Synagis is the only monoclonal antibody approved by the FDA to help prevent an infectious disease. Synagis was approved for use in the United States in 1998, Europe in 1999, and Japan in 2002. Synagis is currently available in 62 countries.
Synagis is indicated for the prevention of serious lower respiratory tract disease caused by respiratory syncytial virus (RSV) in pediatric patients at high risk of RSV disease and is administered by intramuscular injection. The safety and efficacy of Synagis were established in infants with bronchopulmonary dysplasia (BPD), infants with a history of prematurity (less than or equal to 35 weeks gestational age), and children with hemodynamically significant congenital heart disease. The first dose of Synagis should be administered prior to commencement of the RSV season, which usually starts in the fall and runs through the spring. Patients, including those who develop an RSV infection, should continue to receive monthly doses throughout the season.

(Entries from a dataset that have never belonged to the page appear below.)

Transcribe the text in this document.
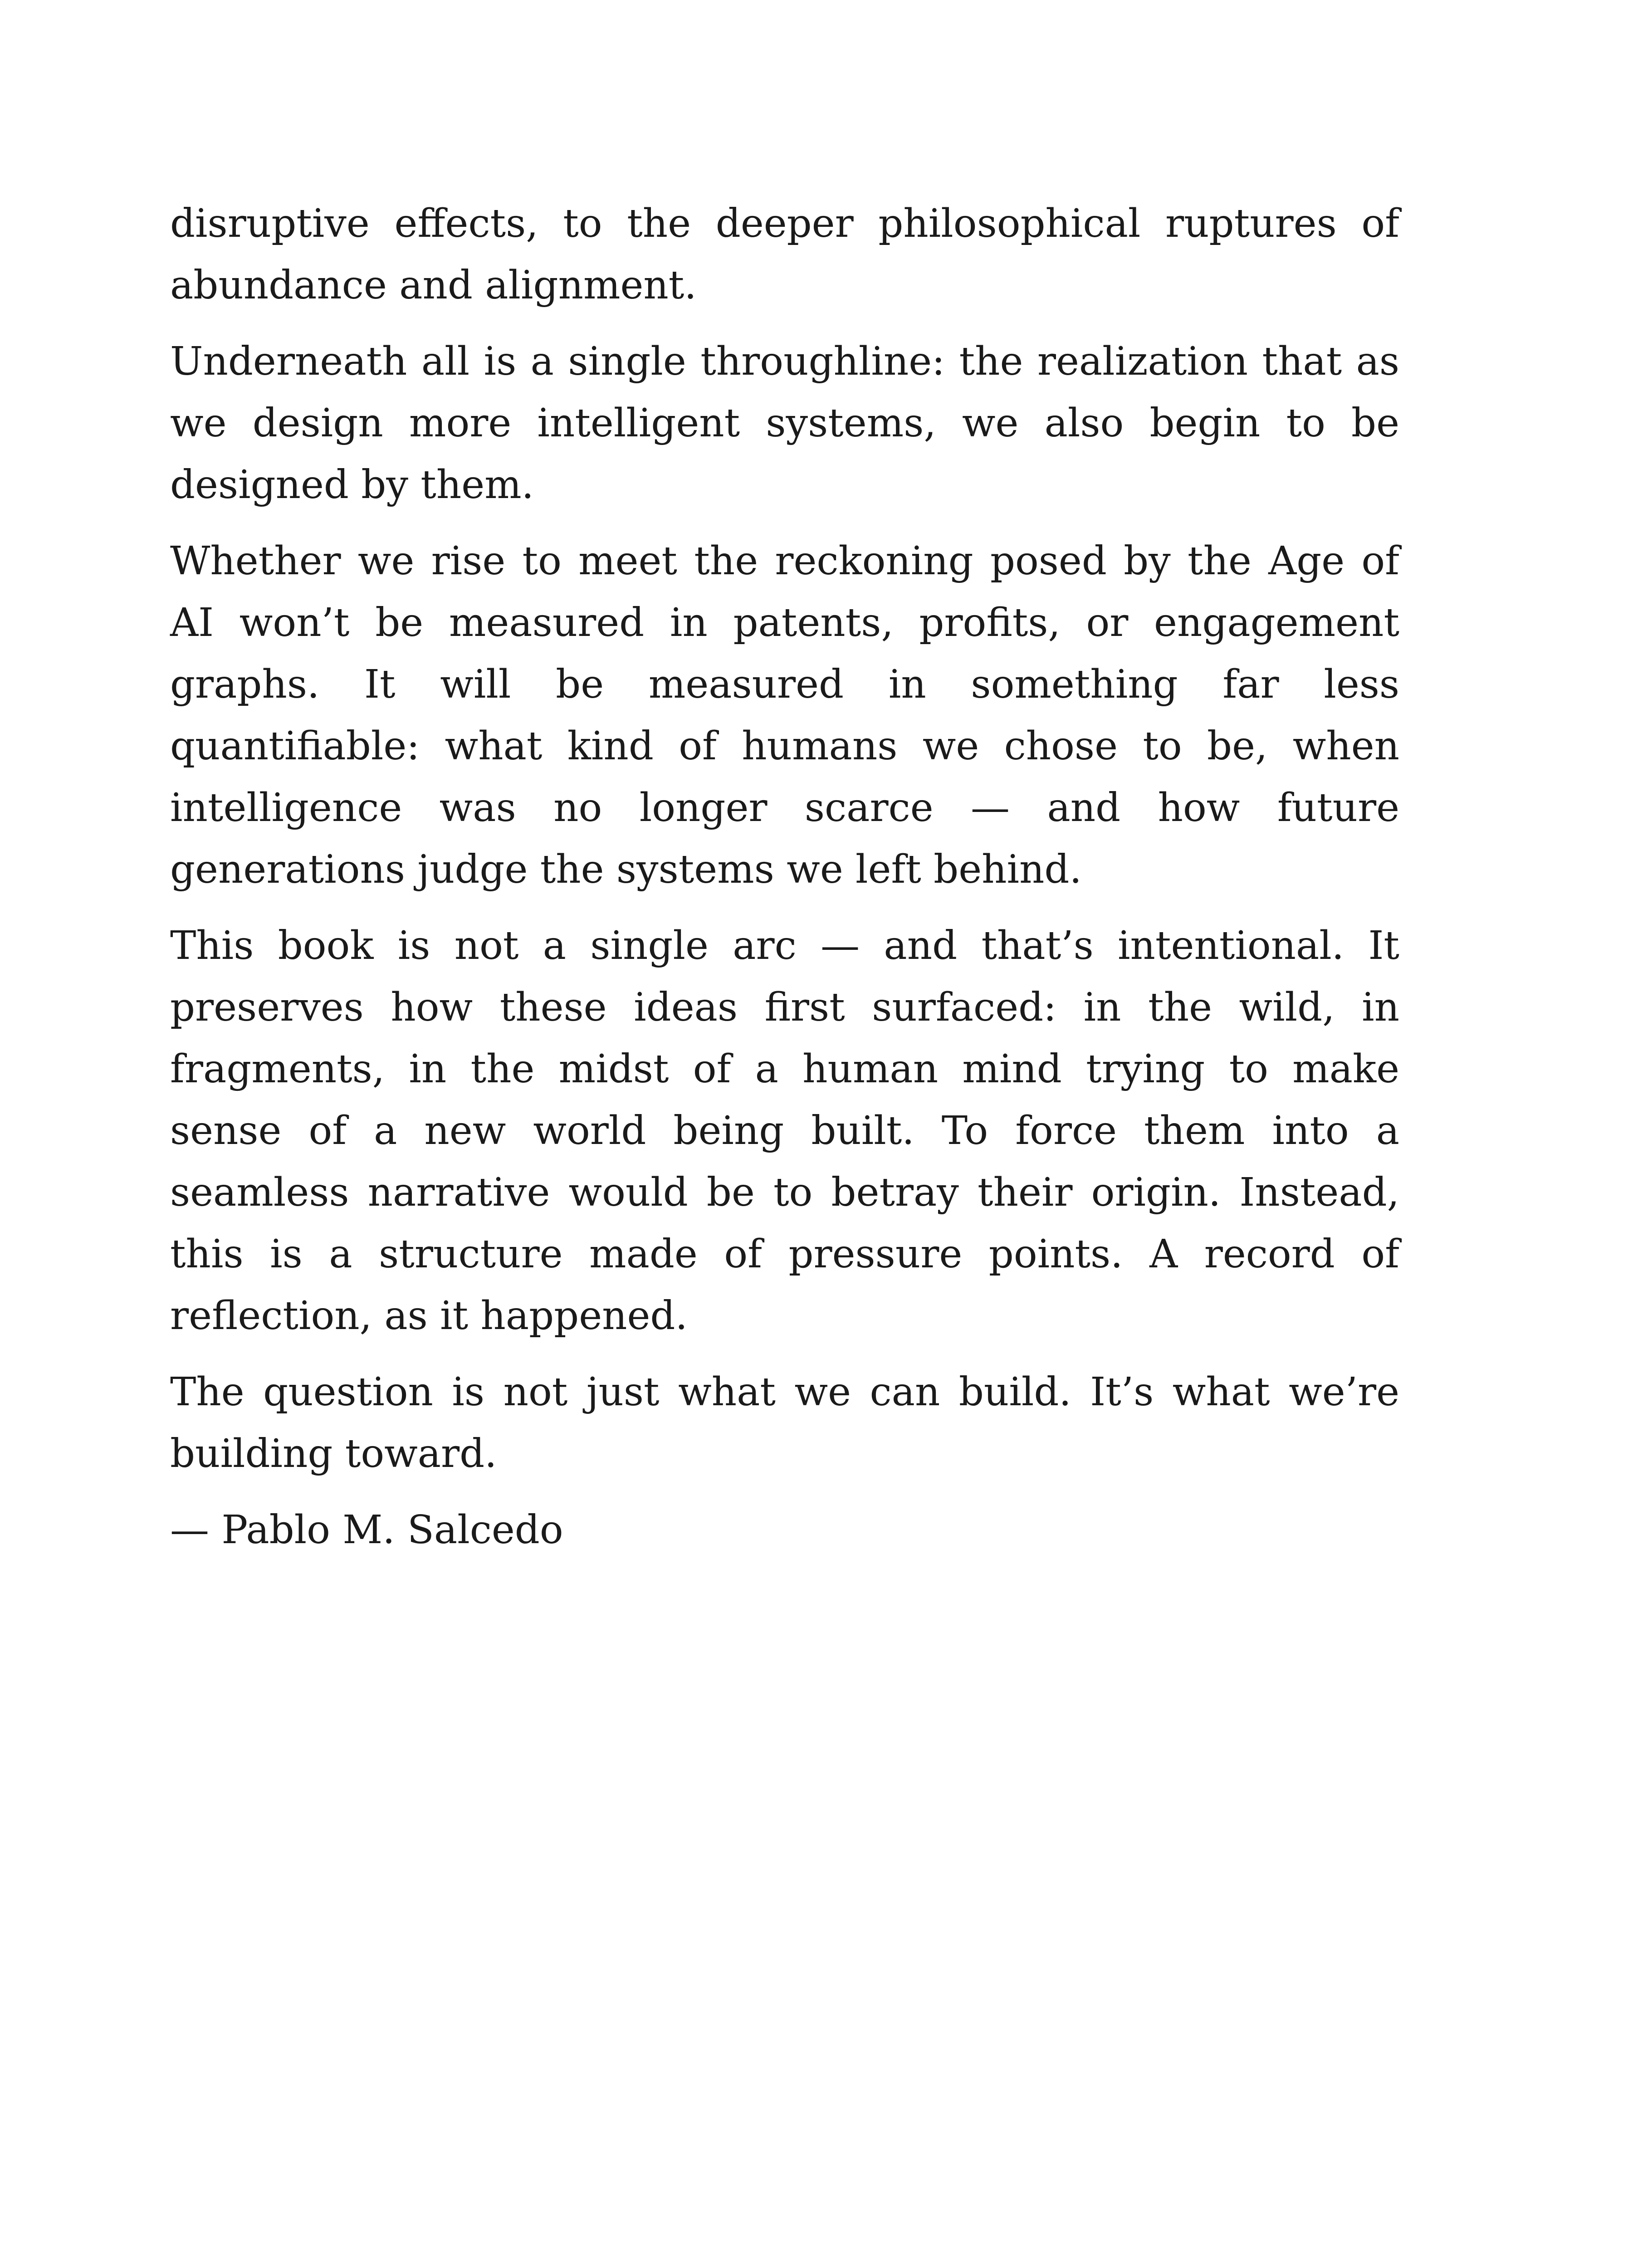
disruptive effects, to the deeper philosophical ruptures of abundance and alignment.

Underneath all is a single throughline: the realization that as we design more intelligent systems, we also begin to be designed by them.

Whether we rise to meet the reckoning posed by the Age of AI won’t be measured in patents, profits, or engagement graphs. It will be measured in something far less quantifiable: what kind of humans we chose to be, when intelligence was no longer scarce — and how future generations judge the systems we left behind.

This book is not a single arc — and that’s intentional. It preserves how these ideas first surfaced: in the wild, in fragments, in the midst of a human mind trying to make sense of a new world being built. To force them into a seamless narrative would be to betray their origin. Instead, this is a structure made of pressure points. A record of reflection, as it happened.

The question is not just what we can build. It’s what we’re building toward.

— Pablo M. Salcedo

Very rare cases (<1 per 100,000 patients) of anaphylaxis and rare (<1 per 1,000 patients) hypersensitivity reactions have been reported with Synagis. Cases of anaphylaxis were reported following re-exposure to Synagis and rare severe hypersensitivity reactions occurred on initial exposure or re-exposure. If a severe hypersensitivity reaction occurs, therapy with Synagis should be permanently discontinued. If milder hypersensitivity reaction occurs, caution should be used on re-administration of Synagis.
In clinical trials, the most common adverse events occurring at least one percent more frequently in Synagis-treated patients than controls were upper respiratory infection, otitis media, fever and rhinitis. Cyanosis and arrhythmia were seen in children with CHD.
The pivotal trial for Synagis was called the IMpact trial and comprised a total of 1,502 children who were randomized (500 placebo, 1,002 Synagis) in a double-blind, placebo-controlled protocol where 1,486 children completed the study's follow-up.
In the IMpact trial, monthly prophylaxis with Synagis via intramuscular injections was associated with a 55-percent reduction in hospitalization as a result of RSV (p=<0.001). Reductions were observed in both children with bronchopulmonary dysplasia (38 percent reduction) and premature children without BPD (78 percent reduction). Approximately 50 percent of the children in the analysis had BPD.